Poi svela i dubbi di formazione: “Sto decidendo se giocare avanti con Pazzini o una punta più mobile, potremmo parlare anche di El Shaarawy o Boateng. Abbiati o Amelia? Domani gioca di nuovo Amelia, Abbiati però sta bene. In difesa? Ho un dubbio Mexes o Zapata insieme a Yepes”.

Infine, considerazioni sull’anno che sta per terminare, e su quello che sta per iniziare: “Il 2012? Secondo me è stato un bellissimo anno, fatto di grandi emozioni, perché abbiamo vissuto i primi 6 mesi conducendo il campionato, abbiamo fatto un quarto di finale ottimo in cui siamo stati sfortunati, abbiamo cambiato la squadra, però grazie a società e tifosi, perché era difficile starci vicino, ci siamo ripresi e quindi stiamo crescendo. Non abbiamo fatto ancora niente, bisogna andarci piano e continuare a lavorare. Un rammarico?
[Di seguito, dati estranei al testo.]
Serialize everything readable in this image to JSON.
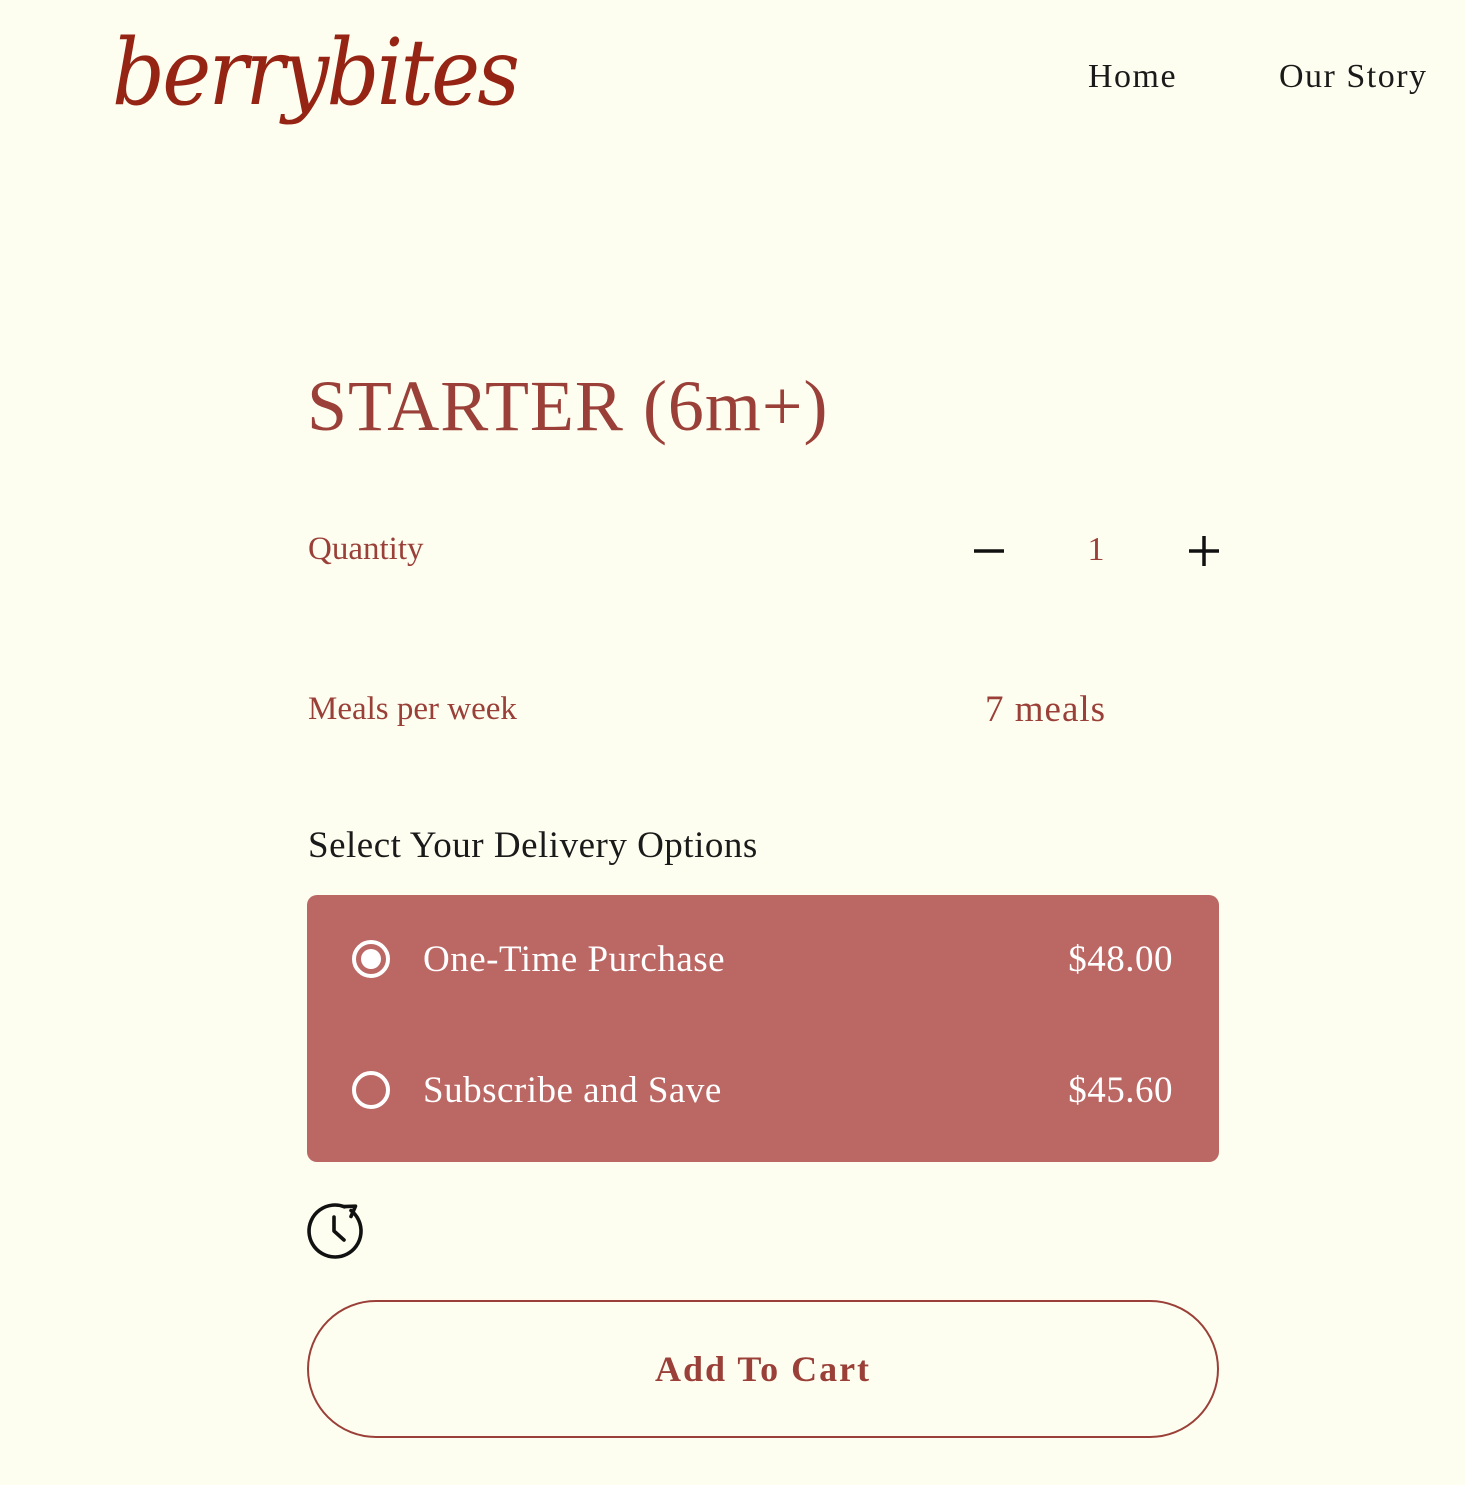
{
  "header": {
    "logo": "berrybites",
    "nav": [
      {
        "label": "Home"
      },
      {
        "label": "Our Story"
      }
    ]
  },
  "product": {
    "title": "STARTER (6m+)",
    "quantity": {
      "label": "Quantity",
      "value": "1"
    },
    "meals": {
      "label": "Meals per week",
      "value": "7 meals"
    }
  },
  "delivery": {
    "heading": "Select Your Delivery Options",
    "options": [
      {
        "label": "One-Time Purchase",
        "price": "$48.00",
        "selected": true
      },
      {
        "label": "Subscribe and Save",
        "price": "$45.60",
        "selected": false
      }
    ]
  },
  "cart": {
    "button_label": "Add To Cart"
  },
  "colors": {
    "background": "#fefef0",
    "brand": "#962414",
    "accent": "#9a4038",
    "panel": "#bb6865"
  },
  "icons": {
    "quantity_minus": "minus-icon",
    "quantity_plus": "plus-icon",
    "history": "history-icon"
  }
}
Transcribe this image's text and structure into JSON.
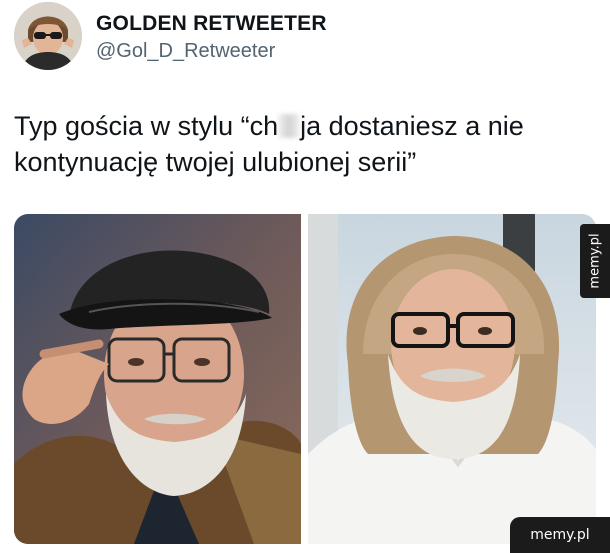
{
  "tweet": {
    "display_name": "GOLDEN RETWEETER",
    "handle": "@Gol_D_Retweeter",
    "text_before": "Typ gościa w stylu “ch",
    "text_after": "ja dostaniesz a nie kontynuację twojej ulubionej serii”",
    "avatar_icon": "avatar-sunglasses-portrait"
  },
  "media": {
    "left_photo": "photo-man-cap-glasses",
    "right_photo": "photo-man-beard-glasses"
  },
  "watermark": {
    "side_text": "memy.pl",
    "corner_text": "memy.pl"
  },
  "colors": {
    "text": "#0f1419",
    "handle": "#536471",
    "watermark_bg": "#1b1b1b"
  }
}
Aver preso un campionato che avevamo vinto”. “Quando vai verso il finale di stagione diminuiscono partite e obiettivi, però fino a febbraio non avremo la Champions e potremo migliorare in campionato, ma è importante finire bene il girone d’andata. Arrivati alla fine, ripenserò all’anno scorso e vedrò dove ho sbagliato. Credevo di essere in questa situazione, la partita di domani è fondamentale però, siamo vicini alla zona Europa e una vittoria ci farebbe fare un gran salto, 5 partite fa eravamo a 15 punti dal sesto posto”.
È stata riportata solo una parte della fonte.